Demonstration of PageRank Algorithm



In [3]:

    
def pagerank(graph, damping=0.85, epsilon=1.0e-8):
    """ Pure Python implementation of the PageRank algorithm
    
    Paramters
    ---------
    
    graph   : iterable containing edges of the graph
    damping : float, describing the decay factor after visiting
              a node, in range 0...1
    epsilon : float, convergence threshold of the algorithm
    
    Reference
    ---------
    
    Taken from http://dpk.io/pagerank
    
    Note:
    ----
    
    The PageRank algorithm is subject to a patent held by Stanford University under
    exclusive licence to Google, Inc. This page presents a description of the algorithm
    for educational purposes.
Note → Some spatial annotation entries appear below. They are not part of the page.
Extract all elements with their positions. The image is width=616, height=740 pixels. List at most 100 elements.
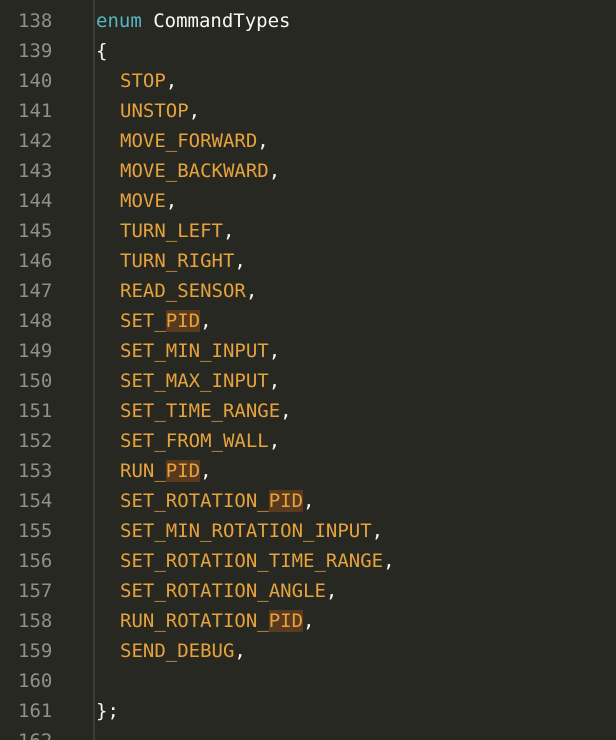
code-line[interactable]: 160 [0,666,616,696]
comma-token: , [222,220,235,242]
enum-member-token: MOVE_FORWARD [120,130,258,152]
search-highlight: PID [268,610,304,632]
comma-token: , [268,370,281,392]
code-text: RUN_PID, [96,456,212,486]
code-line[interactable]: 148 SET_PID, [0,306,616,336]
line-number: 161 [18,700,53,722]
line-number: 140 [18,70,53,92]
line-number: 154 [18,490,53,512]
line-number: 144 [18,190,53,212]
gutter-divider [93,0,95,740]
comma-token: , [280,400,292,422]
code-line[interactable]: 154 SET_ROTATION_PID, [0,486,616,516]
comma-token: , [303,610,315,632]
comma-token: , [268,160,281,182]
line-number: 143 [18,160,53,182]
code-line[interactable]: 153 RUN_PID, [0,456,616,486]
enum-member-token: MOVE_BACKWARD [120,160,269,182]
code-line[interactable]: 152 SET_FROM_WALL, [0,426,616,456]
code-line[interactable]: 159 SEND_DEBUG, [0,636,616,666]
code-line[interactable]: 139 { [0,36,616,66]
enum-member-token: SET_ROTATION_ANGLE [120,580,326,602]
line-number: 159 [18,640,53,662]
code-line[interactable]: 162 [0,726,616,740]
code-line[interactable]: 150 SET_MAX_INPUT, [0,366,616,396]
code-line[interactable]: 157 SET_ROTATION_ANGLE, [0,576,616,606]
comma-token: , [165,190,178,212]
line-number: 145 [18,220,53,242]
line-number: 152 [18,430,53,452]
code-line[interactable]: 141 UNSTOP, [0,96,616,126]
comma-token: , [303,490,315,512]
comma-token: , [383,550,395,572]
comma-token: , [245,280,258,302]
code-text: TURN_LEFT, [96,216,234,246]
code-text: SET_MIN_INPUT, [96,336,280,366]
comma-token: , [268,430,281,452]
line-number: 157 [18,580,53,602]
code-text: { [96,36,107,66]
comma-token: , [268,340,281,362]
keyword-token: enum [96,10,142,32]
code-text: SEND_DEBUG, [96,636,246,666]
code-line[interactable]: 161}; [0,696,616,726]
code-text: enum CommandTypes [96,6,290,36]
code-line[interactable]: 142 MOVE_FORWARD, [0,126,616,156]
enum-member-token: RUN_ROTATION_ [120,610,269,632]
comma-token: , [165,70,178,92]
code-text: UNSTOP, [96,96,200,126]
enum-member-token: SET_MIN_ROTATION_INPUT [120,520,372,542]
code-text: }; [96,696,119,726]
enum-member-token: RUN_ [120,460,166,482]
code-line[interactable]: 144 MOVE, [0,186,616,216]
code-line[interactable]: 145 TURN_LEFT, [0,216,616,246]
enum-member-token: SET_ [120,310,166,332]
enum-member-token: UNSTOP [120,100,189,122]
code-text: SET_ROTATION_ANGLE, [96,576,337,606]
line-number: 153 [18,460,53,482]
comma-token: , [325,580,338,602]
search-highlight: PID [165,460,201,482]
code-text: SET_PID, [96,306,212,336]
comma-token: , [200,310,212,332]
enum-member-token: TURN_RIGHT [120,250,235,272]
type-name-token: CommandTypes [141,10,291,32]
code-text: STOP, [96,66,177,96]
code-text: SET_MAX_INPUT, [96,366,280,396]
code-text: MOVE_FORWARD, [96,126,269,156]
comma-token: , [234,250,246,272]
line-number: 148 [18,310,53,332]
comma-token: , [234,640,246,662]
line-number: 139 [18,40,53,62]
code-text: MOVE, [96,186,177,216]
code-text: RUN_ROTATION_PID, [96,606,315,636]
code-line[interactable]: 143 MOVE_BACKWARD, [0,156,616,186]
code-text: SET_MIN_ROTATION_INPUT, [96,516,383,546]
code-text: SET_FROM_WALL, [96,426,280,456]
code-text: MOVE_BACKWARD, [96,156,280,186]
enum-member-token: SEND_DEBUG [120,640,235,662]
enum-member-token: SET_ROTATION_TIME_RANGE [120,550,384,572]
code-text: READ_SENSOR, [96,276,257,306]
punctuation-token: { [96,40,108,62]
code-line[interactable]: 140 STOP, [0,66,616,96]
line-number: 162 [18,726,66,740]
line-number: 150 [18,370,53,392]
line-number: 142 [18,130,53,152]
code-text: SET_ROTATION_PID, [96,486,315,516]
code-text: SET_ROTATION_TIME_RANGE, [96,546,395,576]
code-line[interactable]: 158 RUN_ROTATION_PID, [0,606,616,636]
line-number: 141 [18,100,53,122]
search-highlight: PID [268,490,304,512]
comma-token: , [257,130,269,152]
line-number: 158 [18,610,53,632]
enum-member-token: SET_TIME_RANGE [120,400,281,422]
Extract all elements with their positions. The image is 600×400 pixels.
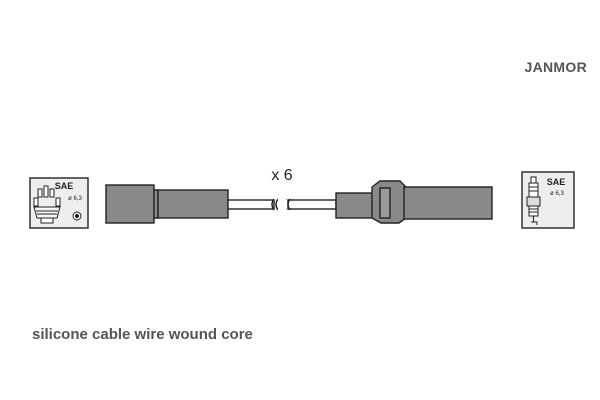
distributor-end-box: SAE ø 6,3 [29, 177, 89, 229]
diameter-label-right: ø 6,3 [550, 191, 564, 197]
spark-plug-end-box: SAE ø 6,3 [521, 171, 575, 229]
brand-logo: JANMOR [524, 59, 587, 75]
cable-wire [227, 198, 337, 211]
cable-description: silicone cable wire wound core [32, 326, 253, 343]
sae-label-left: SAE [55, 181, 74, 191]
left-boot [105, 184, 229, 224]
distributor-cap-icon [33, 185, 82, 224]
spark-plug-icon [526, 176, 541, 225]
diameter-label-left: ø 6,3 [68, 196, 82, 202]
right-boot [335, 180, 493, 224]
quantity-multiplier: x 6 [271, 167, 292, 184]
sae-label-right: SAE [547, 177, 566, 187]
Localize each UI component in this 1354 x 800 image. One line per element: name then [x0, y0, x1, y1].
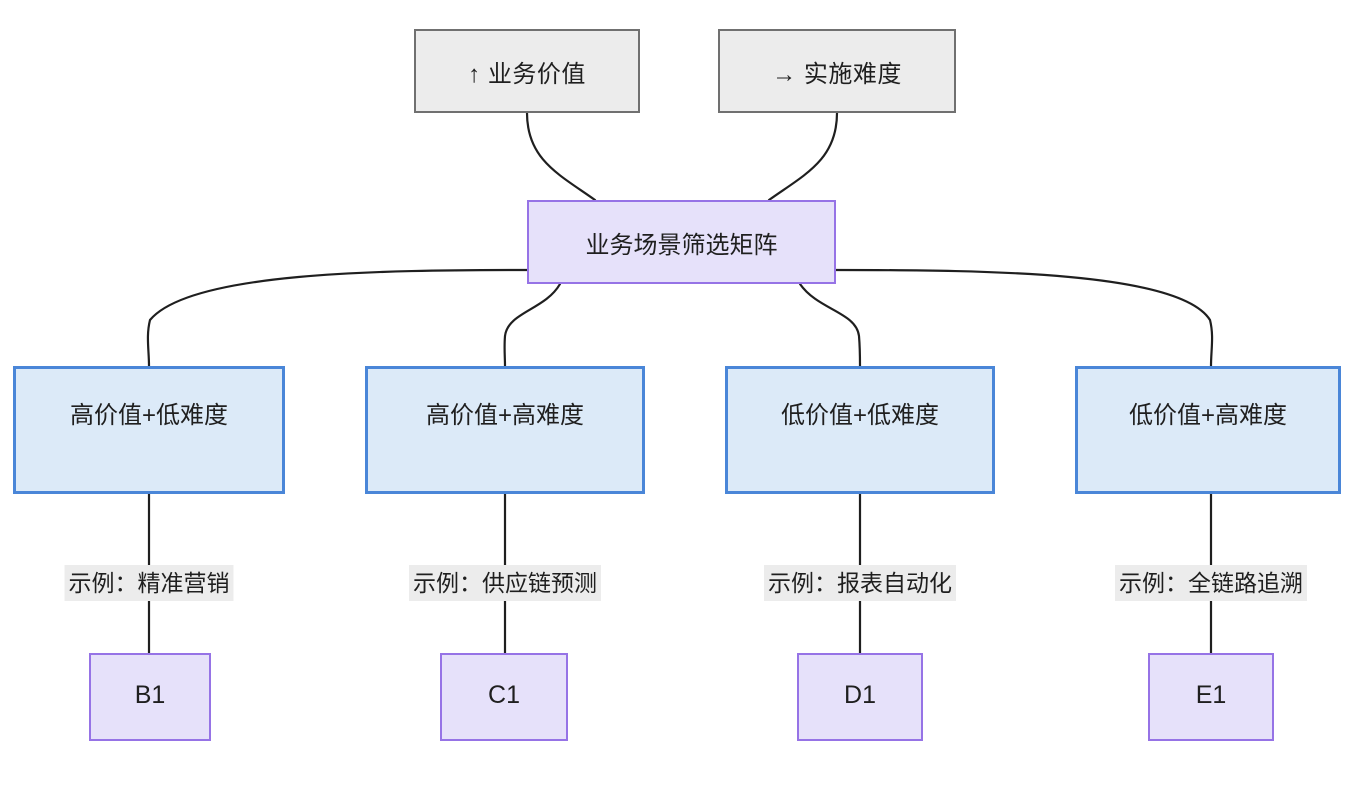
quadrant-node-low-value-low-difficulty[interactable]: 低价值+低难度 — [725, 366, 995, 494]
quadrant-node-high-value-high-difficulty-label: 高价值+高难度 — [425, 402, 584, 429]
edge-axis-value-to-center — [525, 111, 597, 202]
quadrant-node-high-value-low-difficulty[interactable]: 高价值+低难度 — [13, 366, 285, 494]
quadrant-node-low-value-high-difficulty-label: 低价值+高难度 — [1128, 402, 1287, 429]
edge-label-supply-chain-forecast: 示例：供应链预测 — [409, 565, 601, 601]
edge-center-to-quadrant-e — [834, 268, 1214, 368]
axis-node-implementation-difficulty-label: → 实施难度 — [772, 60, 902, 88]
leaf-node-c1-label: C1 — [488, 681, 520, 709]
leaf-node-e1-label: E1 — [1195, 681, 1227, 709]
leaf-node-d1-label: D1 — [844, 681, 876, 709]
quadrant-node-high-value-high-difficulty[interactable]: 高价值+高难度 — [365, 366, 645, 494]
edge-label-precision-marketing: 示例：精准营销 — [64, 565, 234, 601]
quadrant-node-low-value-low-difficulty-label: 低价值+低难度 — [780, 402, 939, 429]
quadrant-node-low-value-high-difficulty[interactable]: 低价值+高难度 — [1075, 366, 1341, 494]
leaf-node-c1[interactable]: C1 — [440, 653, 568, 741]
axis-node-business-value[interactable]: ↑ 业务价值 — [414, 29, 640, 113]
axis-node-business-value-label: ↑ 业务价值 — [468, 60, 586, 88]
leaf-node-d1[interactable]: D1 — [797, 653, 923, 741]
leaf-node-b1[interactable]: B1 — [89, 653, 211, 741]
center-node-matrix-label: 业务场景筛选矩阵 — [585, 231, 778, 259]
edge-center-to-quadrant-b — [146, 268, 529, 368]
edge-axis-difficulty-to-center — [767, 111, 839, 202]
edge-label-full-chain-traceability: 示例：全链路追溯 — [1115, 565, 1307, 601]
edge-center-to-quadrant-c — [503, 282, 562, 368]
leaf-node-e1[interactable]: E1 — [1148, 653, 1274, 741]
quadrant-node-high-value-low-difficulty-label: 高价值+低难度 — [69, 402, 228, 429]
leaf-node-b1-label: B1 — [134, 681, 166, 709]
axis-node-implementation-difficulty[interactable]: → 实施难度 — [718, 29, 956, 113]
edge-label-report-automation: 示例：报表自动化 — [764, 565, 956, 601]
edge-center-to-quadrant-d — [798, 282, 862, 368]
center-node-matrix[interactable]: 业务场景筛选矩阵 — [527, 200, 836, 284]
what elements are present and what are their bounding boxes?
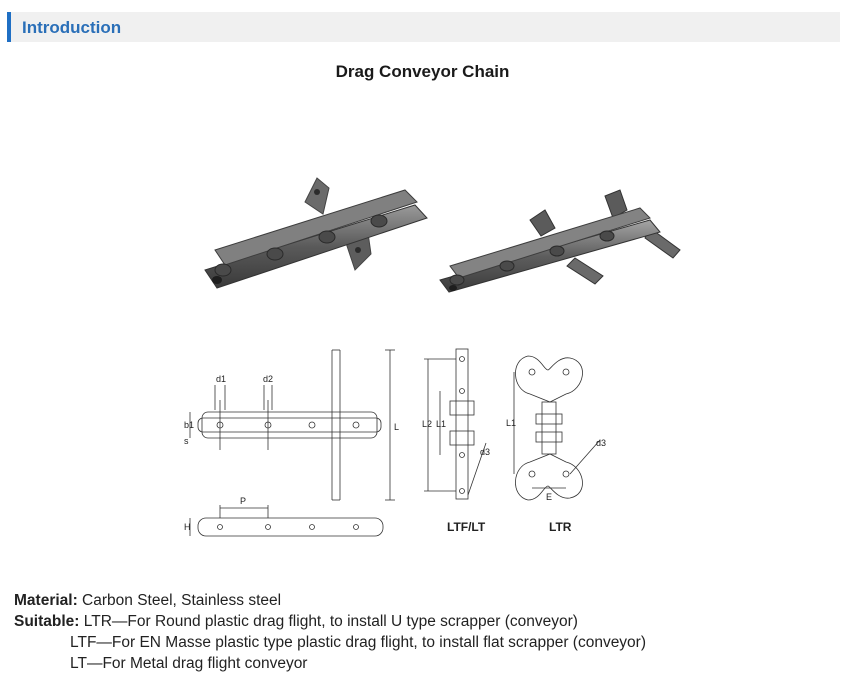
label-L: L — [394, 422, 399, 432]
section-title: Introduction — [22, 18, 122, 37]
material-label: Material: — [14, 592, 78, 609]
label-s: s — [184, 436, 189, 446]
suitable-label: Suitable: — [14, 613, 80, 630]
label-d3-ltf: d3 — [480, 447, 490, 457]
suitable-line-ltf: LTF—For EN Masse plastic type plastic dr… — [14, 632, 646, 653]
technical-drawing-ltf-lt: L2 L1 d3 — [422, 348, 490, 500]
chain-photo-plate-attachment — [204, 177, 428, 289]
material-line: Material: Carbon Steel, Stainless steel — [14, 590, 646, 611]
label-E: E — [546, 492, 552, 502]
suitable-ltf: LTF—For EN Masse plastic type plastic dr… — [70, 634, 647, 651]
chain-photo-angle-flight — [439, 189, 681, 293]
suitable-line-ltr: Suitable: LTR—For Round plastic drag fli… — [14, 611, 646, 632]
label-d2: d2 — [263, 374, 273, 384]
suitable-line-lt: LT—For Metal drag flight conveyor — [14, 653, 646, 674]
suitable-lt: LT—For Metal drag flight conveyor — [70, 655, 308, 672]
label-P: P — [240, 496, 246, 506]
label-L1-ltr: L1 — [506, 418, 516, 428]
label-H: H — [184, 522, 191, 532]
technical-drawing-ltr: L1 d3 E — [506, 355, 606, 502]
specifications: Material: Carbon Steel, Stainless steel … — [14, 590, 646, 674]
label-b1: b1 — [184, 420, 194, 430]
suitable-ltr: LTR—For Round plastic drag flight, to in… — [79, 613, 578, 630]
section-header: Introduction — [7, 12, 840, 42]
technical-drawing-main: d1 d2 b1 s L P H — [184, 349, 399, 537]
page-title: Drag Conveyor Chain — [335, 62, 510, 81]
label-L2: L2 — [422, 419, 432, 429]
label-d3-ltr: d3 — [596, 438, 606, 448]
caption-ltf-lt: LTF/LT — [447, 520, 486, 534]
caption-ltr: LTR — [549, 520, 572, 534]
label-L1-ltf: L1 — [436, 419, 446, 429]
label-d1: d1 — [216, 374, 226, 384]
material-value: Carbon Steel, Stainless steel — [77, 592, 282, 609]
I am not responsible for your use of this information.
    """
    inlink_map = {}
    outlink_counts = {}
    
    def new_node(node):
        if node not in inlink_map: inlink_map[node] = set()
        if node not in outlink_counts: outlink_counts[node] = 0
    
    for tail_node, head_node in graph:
        new_node(tail_node)
        new_node(head_node)
        if tail_node == head_node: continue
        
        if tail_node not in inlink_map[head_node]:
            inlink_map[head_node].add(tail_node)
            outlink_counts[tail_node] += 1
    
    all_nodes = set(inlink_map.keys())
    for node, outlink_count in outlink_counts.items():
        if outlink_count == 0:
            outlink_counts[node] = len(all_nodes)
            for l_node in all_nodes: inlink_map[l_node].add(node)
    
    initial_value = 1 / len(all_nodes)
    ranks = {}
    for node in inlink_map.keys(): ranks[node] = initial_value
    
    new_ranks = {}
    delta = 1.0
    n_iterations = 0
    rank_history = []
    while delta > epsilon:
        new_ranks = {}
        for node, inlinks in inlink_map.items():
            new_ranks[node] = ((1 - damping) / len(all_nodes)) + (damping * sum(ranks[inlink] / outlink_counts[inlink] for inlink in inlinks))
        delta = sum(abs(new_ranks[node] - ranks[node]) for node in new_ranks.keys())
        ranks, new_ranks = new_ranks, ranks
        n_iterations += 1
        rank_history.append(ranks)
    
    return ranks, n_iterations, rank_history

Graph Visualizations

Generate a random graph and display ranking probabilites calculated by pagerank.



In [4]:

    
import graphviz as gv
import numpy as np
from IPython.display import Image
from IPython.display import display



In [5]:

    
graph = []

nb_nodes = 10
probs = 0.2 * np.ones((nb_nodes, nb_nodes)) + 0.1 * np.eye(nb_nodes)

for i in range(nb_nodes):
    for j in range(nb_nodes):
        if np.random.uniform(0,1) < probs[i,j]:
            graph.append((i,j))
            
ranks, _, history = pagerank(graph)



In [8]:

    
for t in range(len(history)):
    
    g1 = gv.Digraph(format='svg')
    
    for x,y in graph:
        g1.edge(str(x), str(y), label="foo")
    
    for i in ranks.keys():
        g1.node(str(i), label="{} : {:.3f}".format(i, history[t][i]))

    display(g1)
    
    break



In [26]:

    
g1 = gv.Digraph(format='eps')

for i in list("bca"):
    g1.node(i, label=i)


for nodes, probs in zip(("ab", "ac", "bc", "cb"),("2/3", "1/3", "1", "1")):
    n,m = nodes
    g1.edge(n,m, label=(probs))

#display(g1)

g1.render("markov_graph.eps")









    Out[26]:





'markov_graph.eps.eps'



In [22]:

    
help(g1.render)









    



Help on method render in module graphviz.files:

render(filename=None, directory=None, view=False, cleanup=False) method of graphviz.dot.Digraph instance
    Save the source to file and render with the Graphviz engine.
    
    Args:
        filename: Filename for saving the source (defaults to name + '.gv')
        directory: (Sub)directory for source saving and rendering.
        view: Open the rendered result with the default application.
        cleanup: Delete the source file after rendering.
    Returns:
        The (possibly relative) path of the rendered file.
    Raises:
        RuntimeError: If the Graphviz executable is not found.
        RuntimeError: If viewer opening is requested but not supported.